Lowering the policy rate is seen as a positive step, as it reduces production costs and increases competitiveness. However, the central bank must ensure that the policy rate is effectively reflected in the bank rate. It is commendable that the upper limit of the interest rate corridor is maintained at 6.5% and the policy rate at 5%. However, with banks and financial institutions (BFIs) under pressure from 'Tier 1 Capital', the central bank must adopt policies that facilitate achieving the target. The monetary policy did not address the need to suspend the Counter Cyclical Capital Buffer (CCB) to support Tier 1 Capital. Without reconsideration, achieving the target of 12.5% credit expansion in the private sector is unlikely. In a press statement, CNI suggested postponing the current 0.5% CCB as it is inappropriate in the current situation.

CNI has appreciated the central bank's commitment to study the existing base rate regime to make the monetary diffusion mechanism effective and maintain competition in loan interest rates. CNI has recommended abolishing the provision regarding the base rate.

The reduction in overall demand has significantly impacted the productive and construction sectors. The measures taken to support the construction sector's re-establishment are positive. CNI believes that the monetary policy's approach to the construction sector will make it dynamic and help the economy. However, the manufacturing sector showed a 2% decline in the third quarter of 2023/24 compared to the same period in 2022/23. CNI has urged attention to the fact that if the struggling productive sector is not encouraged, further relaxation may be necessary.

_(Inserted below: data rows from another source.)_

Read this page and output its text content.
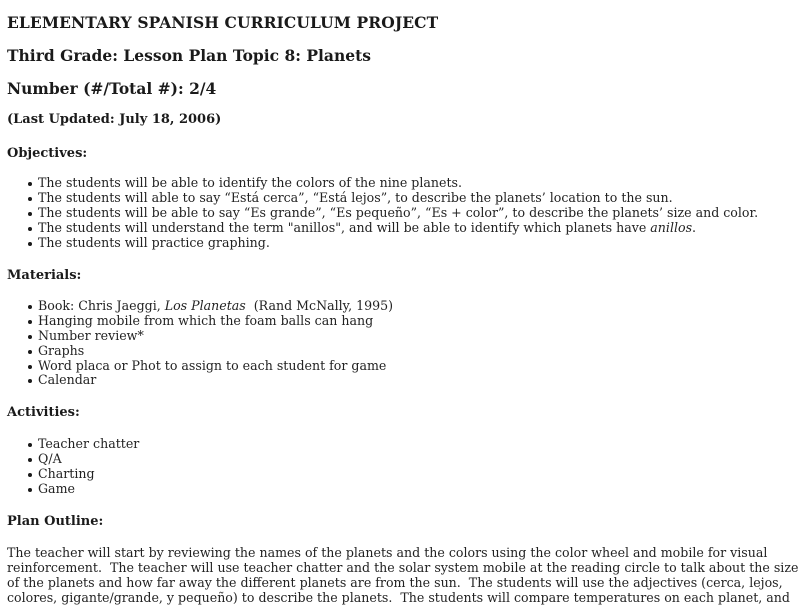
ELEMENTARY SPANISH CURRICULUM PROJECT
Third Grade: Lesson Plan Topic 8: Planets
Number (#/Total #): 2/4
(Last Updated: July 18, 2006)
Objectives:
The students will be able to identify the colors of the nine planets.
The students will able to say “Está cerca”, “Está lejos”, to describe the planets’ location to the sun.
The students will be able to say “Es grande”, “Es pequeño”, “Es + color”, to describe the planets’ size and color.
The students will understand the term "anillos", and will be able to identify which planets have anillos.
The students will practice graphing.
Materials:
Book: Chris Jaeggi, Los Planetas  (Rand McNally, 1995)
Hanging mobile from which the foam balls can hang
Number review*
Graphs
Word placa or Phot to assign to each student for game
Calendar
Activities:
Teacher chatter
Q/A
Charting
Game
Plan Outline:
The teacher will start by reviewing the names of the planets and the colors using the color wheel and mobile for visual
reinforcement.  The teacher will use teacher chatter and the solar system mobile at the reading circle to talk about the size
of the planets and how far away the different planets are from the sun.  The students will use the adjectives (cerca, lejos,
colores, gigante/grande, y pequeño) to describe the planets.  The students will compare temperatures on each planet, and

Although reducing the existing 1.20% loan loss provision on good loans to 1.10% is positive, it is not sufficient. CNI has suggested that the central bank should aim to reduce the loan loss provision to no more than 1%. Increasing the limit of the Regulatory Retail Portfolio (RRP) from Rs 20 million to Rs 25 million is seen positively by CNI, as it will help reduce Non-Performing Loans (NPL) and their provisioning by BFIs. The commitment to establish an asset management company to manage passive and non-banking assets of BFIs is also positive.

Extending the time period to adjust loans through variance analysis mentioned in the Working Capital Loans guidelines is positive, but it will be effective from 16 July 2025. Given the extreme contraction in market demand and the adverse situation faced by industrial businesses, the provision of Working Capital Loans should be postponed for now.

CNI has suggested carefully reviewing the existing credit notification and blacklisting directives to amend provisions such as blacklisting based on cheque dishonour and banning banking transactions.